Throw over explicit reject

Instead of:

// compare password & input password
return new Promise(function (resolve, reject) {
  bcrypt.compare(input, password, function (error, result) {
    if (error || !result) {
      // reject and early exit
      return reject(error);
    }

    resolve(result);
  });
});

I'll throw instead of reject:

// compare password & input password
return new Promise(function (resolve) {
  bcrypt.compare(input, password, function (error, result) {
    if (error) {
      throw error;
    }

    if (!result) {
      throw new Error('Passwords did not match.');
    }

    resolve(result);
  });
});

This might be a little controversial. In fact, when I threw this out to twitter, most people came back with something like:

Reject whenever possible, it's more performant because throw breaks the stack.

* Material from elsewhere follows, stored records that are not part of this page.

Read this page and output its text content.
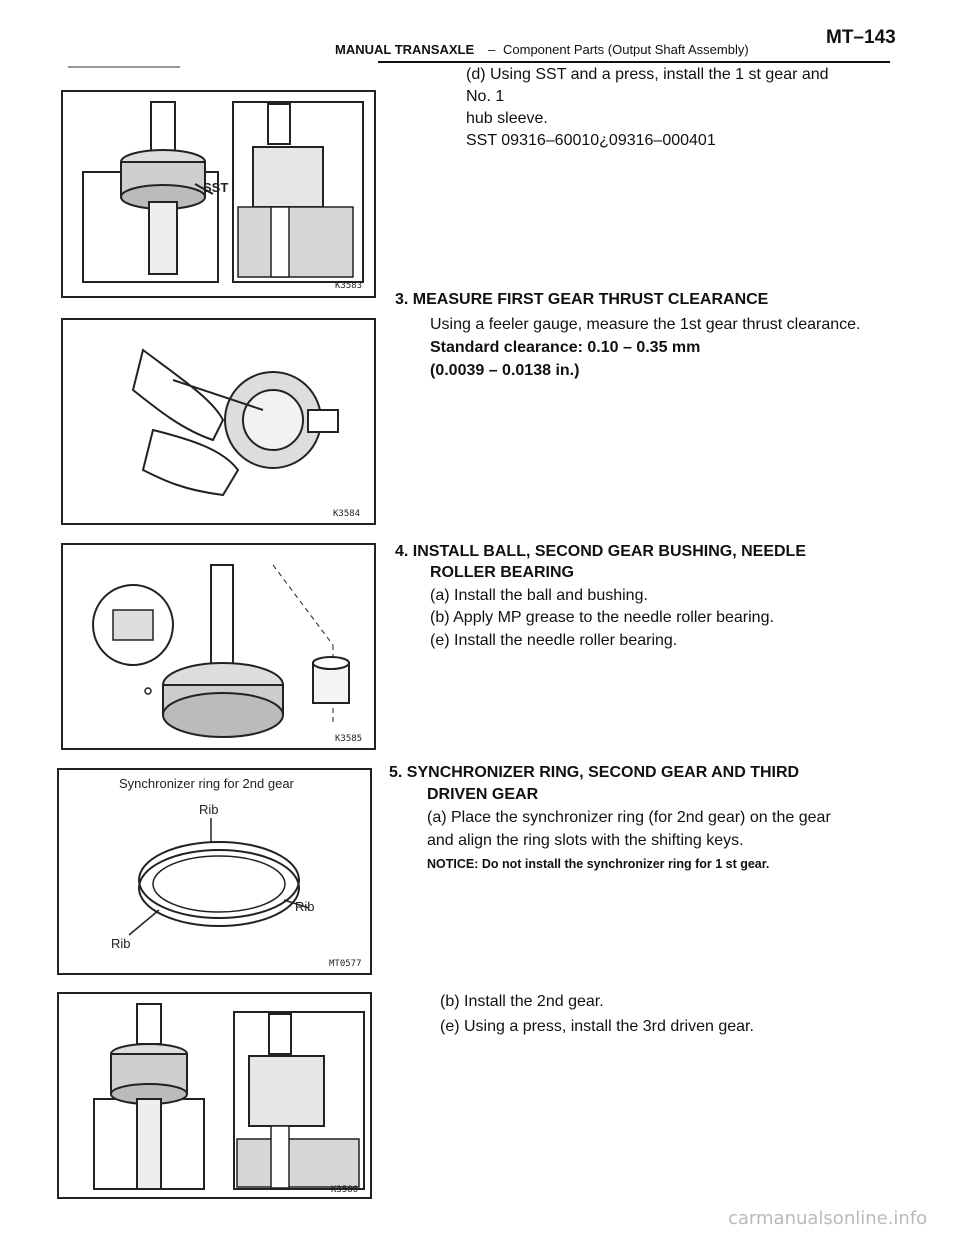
MANUAL TRANSAXLE – Component Parts (Output Shaft Assembly)
MT–143
SST
K3583
(d) Using SST and a press, install the 1 st gear and
No. 1
hub sleeve.
SST 09316–60010¿09316–000401
K3584
3. MEASURE FIRST GEAR THRUST CLEARANCE
Using a feeler gauge, measure the 1st gear thrust clearance.
Standard clearance: 0.10 – 0.35 mm
(0.0039 – 0.0138 in.)
K3585
4. INSTALL BALL, SECOND GEAR BUSHING, NEEDLE
ROLLER BEARING
(a) Install the ball and bushing.
(b) Apply MP grease to the needle roller bearing.
(e) Install the needle roller bearing.
Synchronizer ring for 2nd gear
Rib
Rib
Rib
MT0577
5. SYNCHRONIZER RING, SECOND GEAR AND THIRD
DRIVEN GEAR
(a) Place the synchronizer ring (for 2nd gear) on the gear
and align the ring slots with the shifting keys.
NOTICE: Do not install the synchronizer ring for 1 st gear.
K3586
(b) Install the 2nd gear.
(e) Using a press, install the 3rd driven gear.
carmanualsonline.info
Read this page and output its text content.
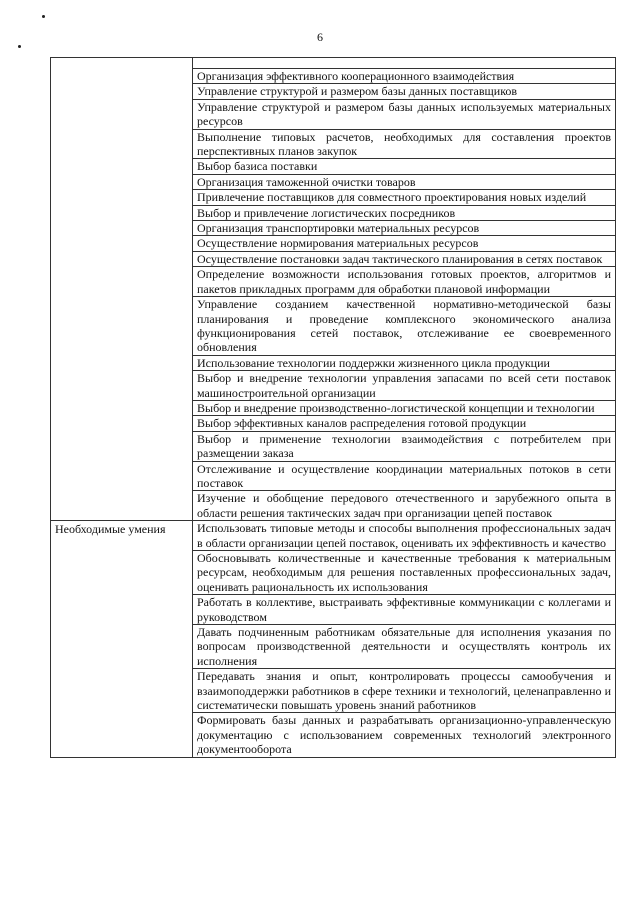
6

	Организация эффективного кооперационного взаимодействия
	Управление структурой и размером базы данных поставщиков
	Управление структурой и размером базы данных используемых материальных ресурсов
	Выполнение типовых расчетов, необходимых для составления проектов перспективных планов закупок
	Выбор базиса поставки
	Организация таможенной очистки товаров
	Привлечение поставщиков для совместного проектирования новых изделий
	Выбор и привлечение логистических посредников
	Организация транспортировки материальных ресурсов
	Осуществление нормирования материальных ресурсов
	Осуществление постановки задач тактического планирования в сетях поставок
	Определение возможности использования готовых проектов, алгоритмов и пакетов прикладных программ для обработки плановой информации
	Управление созданием качественной нормативно-методической базы планирования и проведение комплексного экономического анализа функционирования сетей поставок, отслеживание ее своевременного обновления
	Использование технологии поддержки жизненного цикла продукции
	Выбор и внедрение технологии управления запасами по всей сети поставок машиностроительной организации
	Выбор и внедрение производственно-логистической концепции и технологии
	Выбор эффективных каналов распределения готовой продукции
	Выбор и применение технологии взаимодействия с потребителем при размещении заказа
	Отслеживание и осуществление координации материальных потоков в сети поставок
	Изучение и обобщение передового отечественного и зарубежного опыта в области решения тактических задач при организации цепей поставок
Необходимые умения	Использовать типовые методы и способы выполнения профессиональных задач в области организации цепей поставок, оценивать их эффективность и качество
	Обосновывать количественные и качественные требования к материальным ресурсам, необходимым для решения поставленных профессиональных задач, оценивать рациональность их использования
	Работать в коллективе, выстраивать эффективные коммуникации с коллегами и руководством
	Давать подчиненным работникам обязательные для исполнения указания по вопросам производственной деятельности и осуществлять контроль их исполнения
	Передавать знания и опыт, контролировать процессы самообучения и взаимоподдержки работников в сфере техники и технологий, целенаправленно и систематически повышать уровень знаний работников
	Формировать базы данных и разрабатывать организационно-управленческую документацию с использованием современных технологий электронного документооборота
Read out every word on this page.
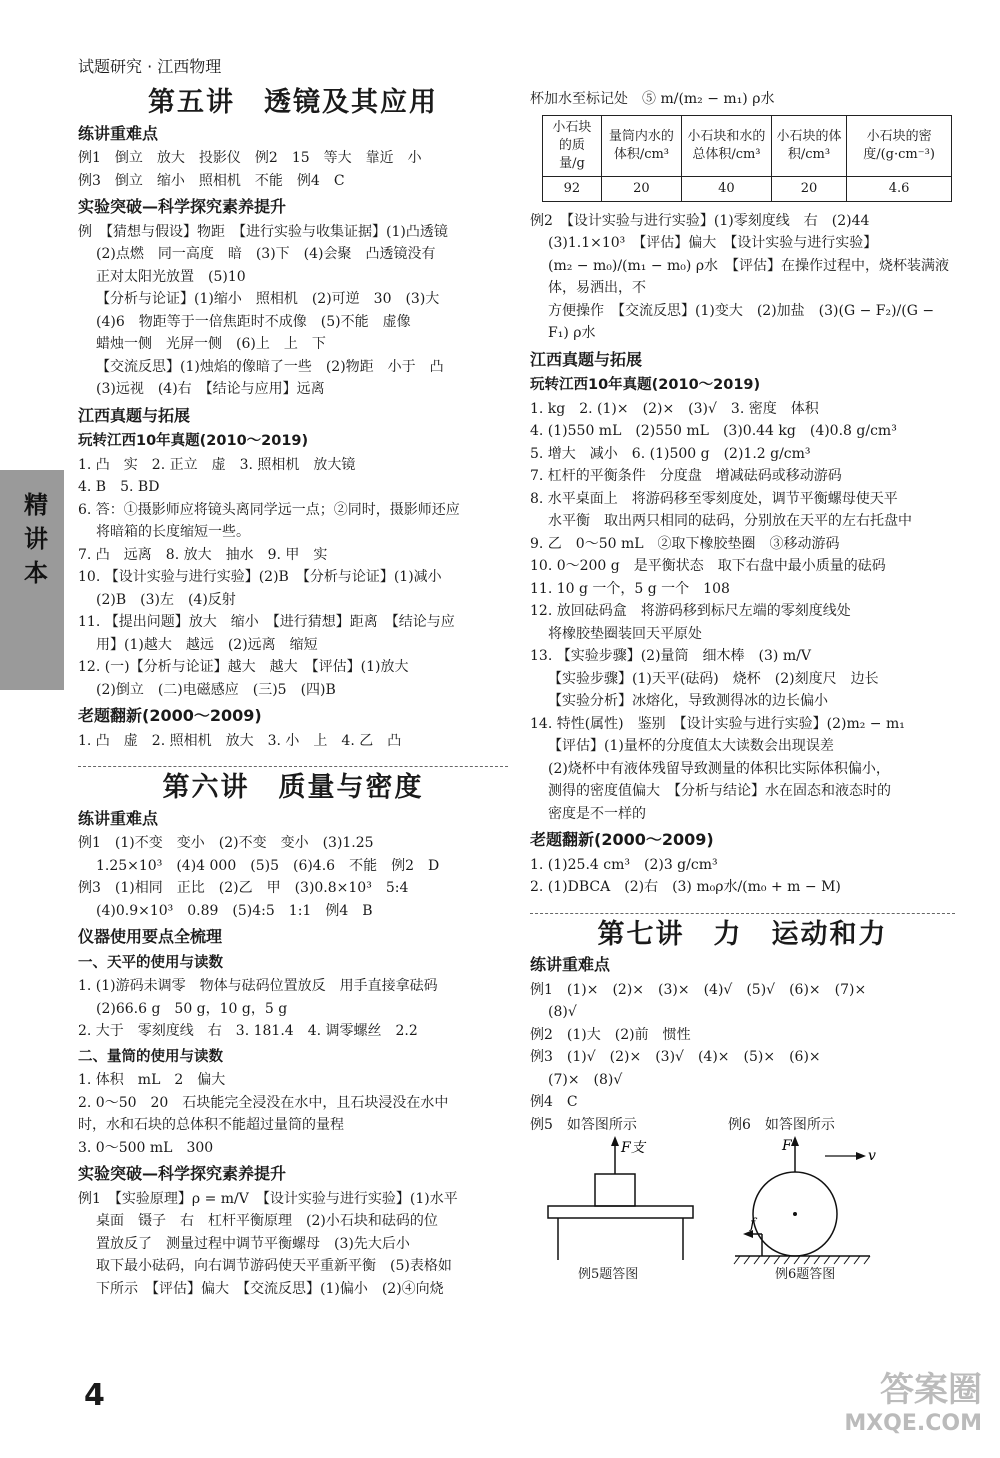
试题研究 · 江西物理
精讲本
第五讲　透镜及其应用
练讲重难点
例1　倒立　放大　投影仪　例2　15　等大　靠近　小
例3　倒立　缩小　照相机　不能　例4　C
实验突破—科学探究素养提升
例　【猜想与假设】物距　【进行实验与收集证据】(1)凸透镜
(2)点燃　同一高度　暗　(3)下　(4)会聚　凸透镜没有
正对太阳光放置　(5)10
【分析与论证】(1)缩小　照相机　(2)可逆　30　(3)大
(4)6　物距等于一倍焦距时不成像　(5)不能　虚像
蜡烛一侧　光屏一侧　(6)上　上　下
【交流反思】(1)烛焰的像暗了一些　(2)物距　小于　凸
(3)远视　(4)右　【结论与应用】远离
江西真题与拓展
玩转江西10年真题(2010～2019)
1. 凸　实　2. 正立　虚　3. 照相机　放大镜
4. B　5. BD
6. 答：①摄影师应将镜头离同学远一点；②同时，摄影师还应
将暗箱的长度缩短一些。
7. 凸　远离　8. 放大　抽水　9. 甲　实
10. 【设计实验与进行实验】(2)B　【分析与论证】(1)减小
(2)B　(3)左　(4)反射
11. 【提出问题】放大　缩小　【进行猜想】距离　【结论与应
用】(1)越大　越远　(2)远离　缩短
12. (一)【分析与论证】越大　越大　【评估】(1)放大
(2)倒立　(二)电磁感应　(三)5　(四)B
老题翻新(2000～2009)
1. 凸　虚　2. 照相机　放大　3. 小　上　4. 乙　凸
第六讲　质量与密度
练讲重难点
例1　(1)不变　变小　(2)不变　变小　(3)1.25
1.25×10³　(4)4 000　(5)5　(6)4.6　不能　例2　D
例3　(1)相同　正比　(2)乙　甲　(3)0.8×10³　5:4
(4)0.9×10³　0.89　(5)4:5　1:1　例4　B
仪器使用要点全梳理
一、天平的使用与读数
1. (1)游码未调零　物体与砝码位置放反　用手直接拿砝码
(2)66.6 g　50 g，10 g，5 g
2. 大于　零刻度线　右　3. 181.4　4. 调零螺丝　2.2
二、量筒的使用与读数
1. 体积　mL　2　偏大
2. 0～50　20　石块能完全浸没在水中，且石块浸没在水中
时，水和石块的总体积不能超过量筒的量程
3. 0～500 mL　300
实验突破—科学探究素养提升
例1　【实验原理】ρ = m/V　【设计实验与进行实验】(1)水平
桌面　镊子　右　杠杆平衡原理　(2)小石块和砝码的位
置放反了　测量过程中调节平衡螺母　(3)先大后小
取下最小砝码，向右调节游码使天平重新平衡　(5)表格如
下所示　【评估】偏大　【交流反思】(1)偏小　(2)④向烧
杯加水至标记处　⑤ m/(m₂ − m₁) ρ水
小石块的质量/g	量筒内水的体积/cm³	小石块和水的总体积/cm³	小石块的体积/cm³	小石块的密度/(g·cm⁻³)
92	20	40	20	4.6
例2　【设计实验与进行实验】(1)零刻度线　右　(2)44
(3)1.1×10³　【评估】偏大　【设计实验与进行实验】
(m₂ − m₀)/(m₁ − m₀) ρ水　【评估】在操作过程中，烧杯装满液体，易洒出，不
方便操作　【交流反思】(1)变大　(2)加盐　(3)(G − F₂)/(G − F₁) ρ水
江西真题与拓展
玩转江西10年真题(2010～2019)
1. kg　2. (1)×　(2)×　(3)√　3. 密度　体积
4. (1)550 mL　(2)550 mL　(3)0.44 kg　(4)0.8 g/cm³
5. 增大　减小　6. (1)500 g　(2)1.2 g/cm³
7. 杠杆的平衡条件　分度盘　增减砝码或移动游码
8. 水平桌面上　将游码移至零刻度处，调节平衡螺母使天平
水平衡　取出两只相同的砝码，分别放在天平的左右托盘中
9. 乙　0～50 mL　②取下橡胶垫圈　③移动游码
10. 0～200 g　是平衡状态　取下右盘中最小质量的砝码
11. 10 g 一个，5 g 一个　108
12. 放回砝码盒　将游码移到标尺左端的零刻度线处
将橡胶垫圈装回天平原处
13. 【实验步骤】(2)量筒　细木棒　(3) m/V
【实验步骤】(1)天平(砝码)　烧杯　(2)刻度尺　边长
【实验分析】冰熔化，导致测得冰的边长偏小
14. 特性(属性)　鉴别　【设计实验与进行实验】(2)m₂ − m₁
【评估】(1)量杯的分度值太大读数会出现误差
(2)烧杯中有液体残留导致测量的体积比实际体积偏小，
测得的密度值偏大　【分析与结论】水在固态和液态时的
密度是不一样的
老题翻新(2000～2009)
1. (1)25.4 cm³　(2)3 g/cm³
2. (1)DBCA　(2)右　(3) m₀ρ水/(m₀ + m − M)
第七讲　力　运动和力
练讲重难点
例1　(1)×　(2)×　(3)×　(4)√　(5)√　(6)×　(7)×
(8)√
例2　(1)大　(2)前　惯性
例3　(1)√　(2)×　(3)√　(4)×　(5)×　(6)×
(7)×　(8)√
例4　C
例5　如答图所示	例6　如答图所示
F支	F
v
f
例5题答图	例6题答图
4	答案圈
MXQE.COM
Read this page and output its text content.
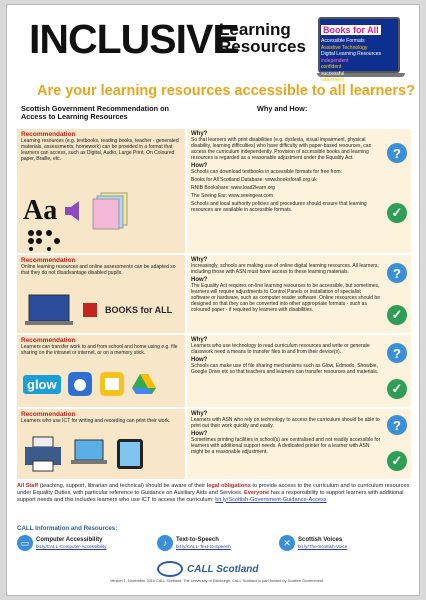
INCLUSIVE
Learning
Resources
Books for All
Accessible Formats
Assistive Technology
Digital Learning Resources
independent
confident
successful
attainment
Are your learning resources accessible to all learners?
Scottish Government Recommendation on Access to Learning Resources
Why and How:
Recommendation

Learning resources (e.g. textbooks, reading books, teacher - generated materials, assessments, homework) can be provided in a format that learners can access, such as Digital, Audio, Large Print, On Coloured paper, Braille, etc.

Aa
Why?

So that learners with print disabilities (e.g. dyslexia, visual impairment, physical disability, learning difficulties) who have difficulty with paper-based resources, can access the curriculum independently. Provision of accessible books and learning resources is regarded as a reasonable adjustment under the Equality Act.

How?

Schools can download textbooks in accessible formats for free from:

Books for All Scotland Database: www.booksforall.org.uk

RNIB Bookshare: www.load2learn.org

The Seeing Ear: www.seeingear.com

Schools and local authority policies and procedures should ensure that learning resources are available in accessible formats.

?
✓
Recommendation

Online learning resources and online assessments can be adapted so that they do not disadvantage disabled pupils.

BOOKS for ALL
Why?

Increasingly, schools are making use of online digital learning resources. All learners, including those with ASN must have access to these learning materials.

How?

The Equality Act requires on-line learning resources to be accessible, but sometimes, learners will require adjustments to Control Panels or installation of specialist software or hardware, such as computer reader software. Online resources should be designed so that they can be converted into other appropriate formats - such as coloured paper - if required by learners with disabilities.

?
✓
Recommendation

Learners can transfer work to and from school and home using e.g. file sharing on the intranet or internet, or on a memory stick.

glow
Why?

Learners who use technology to read curriculum resources and write or generate classwork need a means to transfer files to and from their device(s).

How?

Schools can make use of file sharing mechanisms such as Glow, Edmodo, Showbie, Google Drive etc so that teachers and learners can transfer resources and materials.

?
✓
Recommendation

Learners who use ICT for writing and recording can print their work.

Why?

Learners with ASN who rely on technology to access the curriculum should be able to print out their work quickly and easily.

How?

Sometimes printing facilities in school(s) are centralised and not readily accessible for learners with additional support needs. A dedicated printer for a learner with ASN might be a reasonable adjustment.

?
✓
All Staff (teaching, support, librarian and technical) should be aware of their legal obligations to provide access to the curriculum and to curriculum resources under Equality Duties, with particular reference to Guidance on Auxiliary Aids and Services. Everyone has a responsibility to support learners with additional support needs and this includes learners who use ICT to access the curriculum: bit.ly/Scottish-Government-Guidance-Access
CALL Information and Resources:
▭	Computer Accessibility
bit.ly/CALL-Computer-Accessibility	♪	Text-to-Speech
bit.ly/CALL-Text-to-Speech	✕	Scottish Voices
bit.ly/The-Scottish-Voice
CALL Scotland
Version 1, November 2016 CALL Scotland, The University of Edinburgh. CALL Scotland is part funded by Scottish Government.
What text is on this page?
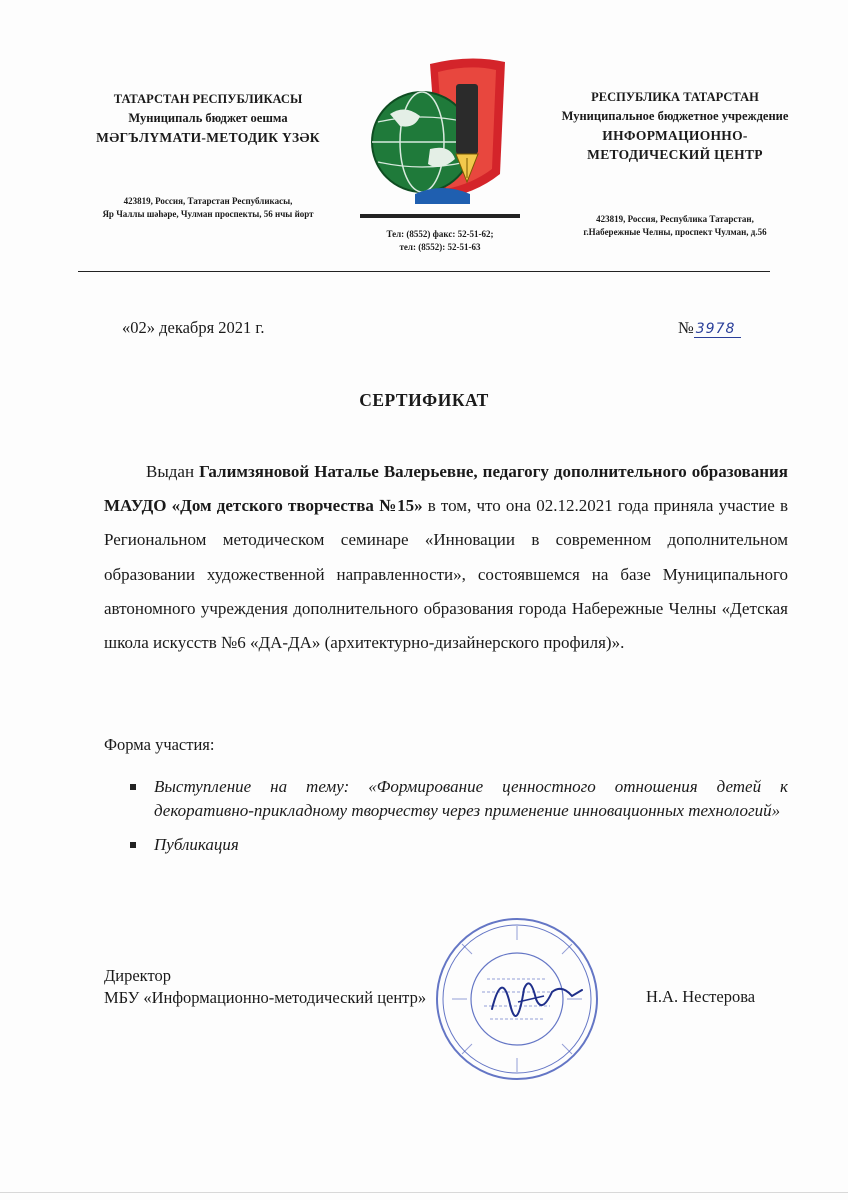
ТАТАРСТАН РЕСПУБЛИКАСЫ
Муниципаль бюджет оешма
МӘГЪЛҮМАТИ-МЕТОДИК ҮЗӘК
423819, Россия, Татарстан Республикасы,
Яр Чаллы шәһәре, Чулман проспекты, 56 нчы йорт
Тел: (8552) факс: 52-51-62;
тел: (8552): 52-51-63
РЕСПУБЛИКА ТАТАРСТАН
Муниципальное бюджетное учреждение
ИНФОРМАЦИОННО-
МЕТОДИЧЕСКИЙ ЦЕНТР
423819, Россия, Республика Татарстан,
г.Набережные Челны, проспект Чулман, д.56
«02» декабря 2021 г.	№ 3978
СЕРТИФИКАТ
Выдан Галимзяновой Наталье Валерьевне, педагогу дополнительного образования МАУДО «Дом детского творчества №15» в том, что она 02.12.2021 года приняла участие в Региональном методическом семинаре «Инновации в современном дополнительном образовании художественной направленности», состоявшемся на базе Муниципального автономного учреждения дополнительного образования города Набережные Челны «Детская школа искусств №6 «ДА-ДА» (архитектурно-дизайнерского профиля)».
Форма участия:
Выступление на тему: «Формирование ценностного отношения детей к декоративно-прикладному творчеству через применение инновационных технологий»
Публикация
Директор
МБУ «Информационно-методический центр»	Н.А. Нестерова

This may well be so, but there's a few key benefits to my code when I throw:

  1. I'm used to error first handling, and quite often I'll accidently recieve reject as the first argument, which leads to much confusion. This way, I only ever accept resolve as my argument. There's also issues where "reject" and "resolve" as words are visually similar, which has also lead to confusion when they're the wrong way around!
  2. I don't have to remember to return reject. I've seen code that doesn't return on reject, and it then goes on to resolve with a value. Some libraries fulfill, some reject, some throw new errors. Throwing the error avoids this entirely.
  3. This is also consistent with the way I'll deal with errors inside of subsequent then calls:
// compare password & input password
utils.compare(input, password)
  .then(function () {
    if (!validUsername(username)) {
      throw new Error('Username is not valid');
    }
    // continues...
  })
  .then(etc)

Jake also chimed in with a couple of useful replies:

reject is supposed to be analogous to throw but async. So reject what you'd throw (which is usually an error)

Then linked to his post with "in ES7 async functions reject is throw". This also reinforces that you want to reject with a real error, not a string.

Always end with a catch

It's not uncommon for me to be testing a http request with a promise, and it just never returns...

The issue is that the promise has been rejected somewhere and it's not been caught. So I always end with a catch. Even if it's a dump to the console, that way I know something failed.

writeFile(filename, content)
  .then(addDBUser)
  .then(dns)
  .then(configureHeroku)
  .then(function () {
    console.log('All done');
  })
  .catch(function (error) {
    // do something with error
    console.log(error.stack);
    handle(error);
  });

This final catch lets me see the full stacktrace as to what went wrong, and importantly that something did go wrong (see blog comments for discussion about this).

Note: .catch() is only in the ES6 spec and doesn't appear in Promises/A+ so some library implementations are missing .catch() support (as I've found with mongoose as it depends on mPromise library).

Recap

So that's it:

  • Shallow chains
  • Prebaking where I can and cold calling if neccessary
  • Always throw
  • Always catch

Pretty simple. I'd be interested to hear what patterns are emerging in your workflow too.